Intitulé Mémorandum d’accord d’Islamabad entre les États-Unis et la République islamique d’Iran, l’accord reporte bon nombre des questions les plus épineuses – notamment la manière de mettre fin au programme nucléaire iranien – jusqu’à ce qu’un accord final soit trouvé.

L’Iran insiste sur le fait que l’accord reflète un « échec » américain, tandis que le président américain Donald Trump s’est déclaré prêt à « bombarder totalement » l’Iran si Téhéran violait ses termes.

CNA a examiné de plus près le contenu de l’accord en 14 points :

METTRE FIN À LA GUERRE « SUR TOUTES LES LIGNES »

Le premier point indique que les États-Unis, l’Iran et leurs alliés déclarent une cessation « immédiate et permanente » des opérations militaires sur « tous les fronts », y compris au Liban.

L’accord stipule qu’à partir de maintenant, les parties ne lanceront plus d’opérations militaires les unes contre les autres et doivent « s’abstenir de menaces ou de recours à la force » les unes contre les autres.

L’accord stipule également que les deux parties garantiront « l’intégrité territoriale et la souveraineté » du Liban. Un accord final confirmerait plus tard une cessation définitive de la guerre dans tous les domaines. devanty compris le Liban.

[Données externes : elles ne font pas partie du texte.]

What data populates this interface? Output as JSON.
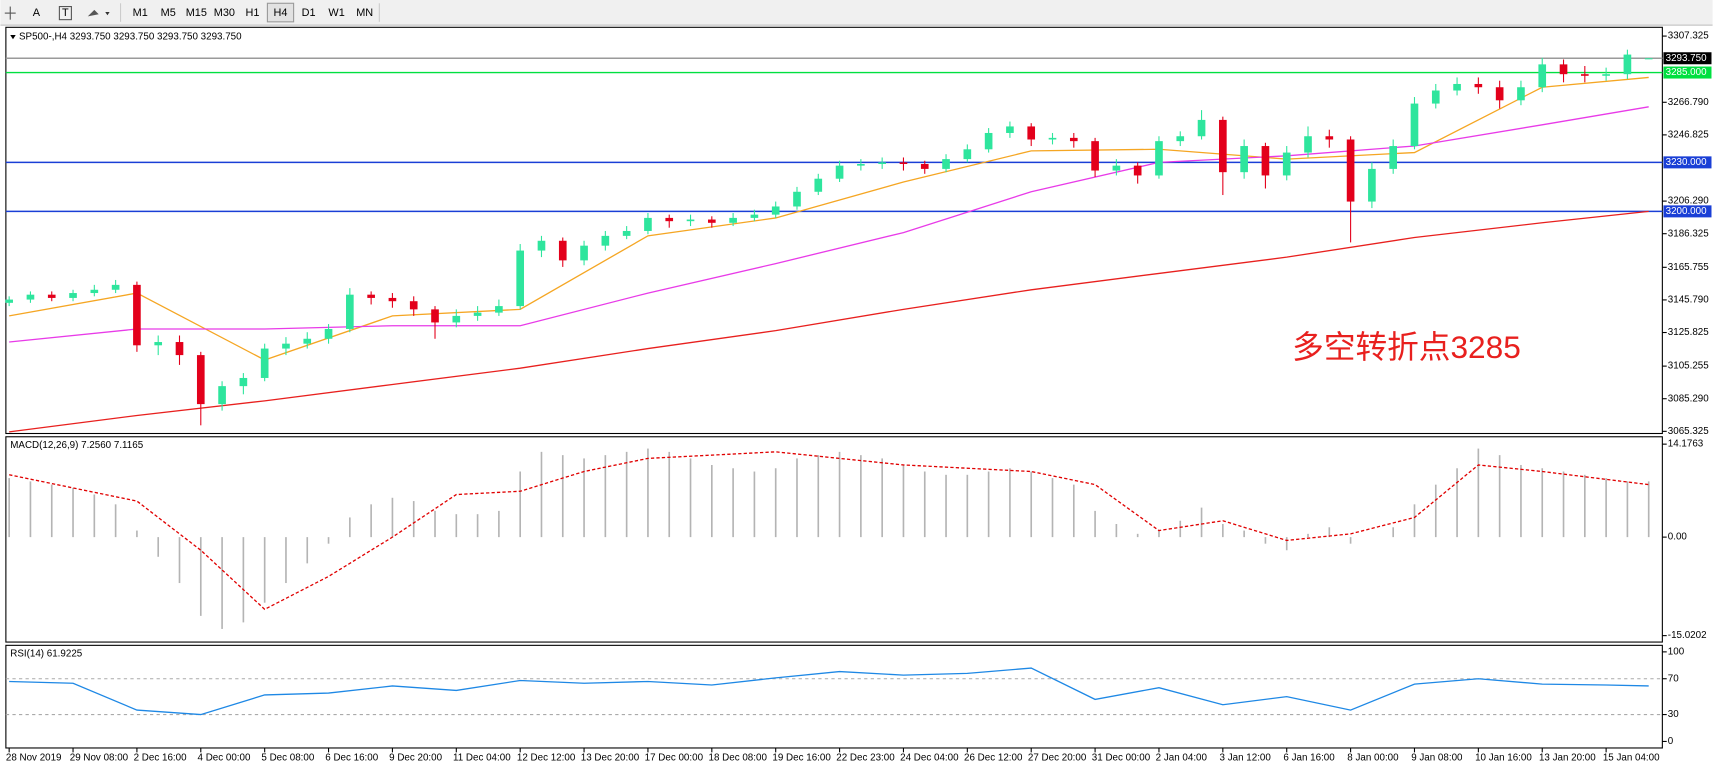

Le Premier ministre israélien Benjamin Netanyahu, qui a encouragé Trump à lancer la guerre, a insisté sur le fait qu’Israël n’était lié par aucun accord dans son conflit contre le Hezbollah soutenu par l’Iran au Liban.

Bien que les hostilités au Liban se soient atténuées après que Trump ait réprimandé Netanyahu cette semaine, une nouvelle escalade pourrait menacer la progression des négociations. L’Iran affirme que l’accord nécessite également un cessez-le-feu au Liban.

RESPECTER LA SOUVERAINETÉ

Le deuxième point stipule que les deux pays s’engagent à respecter la souveraineté et l’intégrité territoriale de chacun et à ne pas s’ingérer dans les affaires intérieures de chacun.

L’Iran se méfie profondément de Trump, qui a lancé à deux reprises des attaques au cours de l’année écoulée en pleine négociation. La volonté de compromis de l’Iran pourrait également dépendre de son chef suprême, l’ayatollah Mojtaba Khamenei, considéré comme plus dur que son père.

D’un autre côté, les États-Unis resteront également vigilants et observeront si l’Iran essaie simplement de gagner du temps, comme l’ont affirmé un certain nombre de conseillers de Trump.

DÉLAI DE 60 JOURS

Le décompte des temps démarre dès la signature de l’accord.

Selon le troisième point, les deux parties doivent s’engager à négocier et à parvenir à un accord final dans un délai maximum de 60 jours. Ce délai ne peut être prolongé que d’un commun accord.

Le professeur Steven David de l’Université Johns Hopkins estime qu’il est peu probable que les États-Unis et l’Iran parviennent à parvenir à un accord global dans ce délai.

« L’idée selon laquelle tout peut être résolu en 60 jours est absurde », a-t-il déclaré à CNA.

Selon lui, Trump est sous pression pour mettre fin au conflit, ce qui aggrave la pression économique aux États-Unis à l’approche des élections de mi-mandat de novembre.

“De toute évidence, le président Trump craint que cette guerre avec l’Iran ne soit très impopulaire auprès du public américain”, a-t-il déclaré.

“Il subit une pression énorme (…) pour parvenir à un accord avec l’Iran qui permettrait aux Etats-Unis de revendiquer la victoire et de mettre fin au conflit.”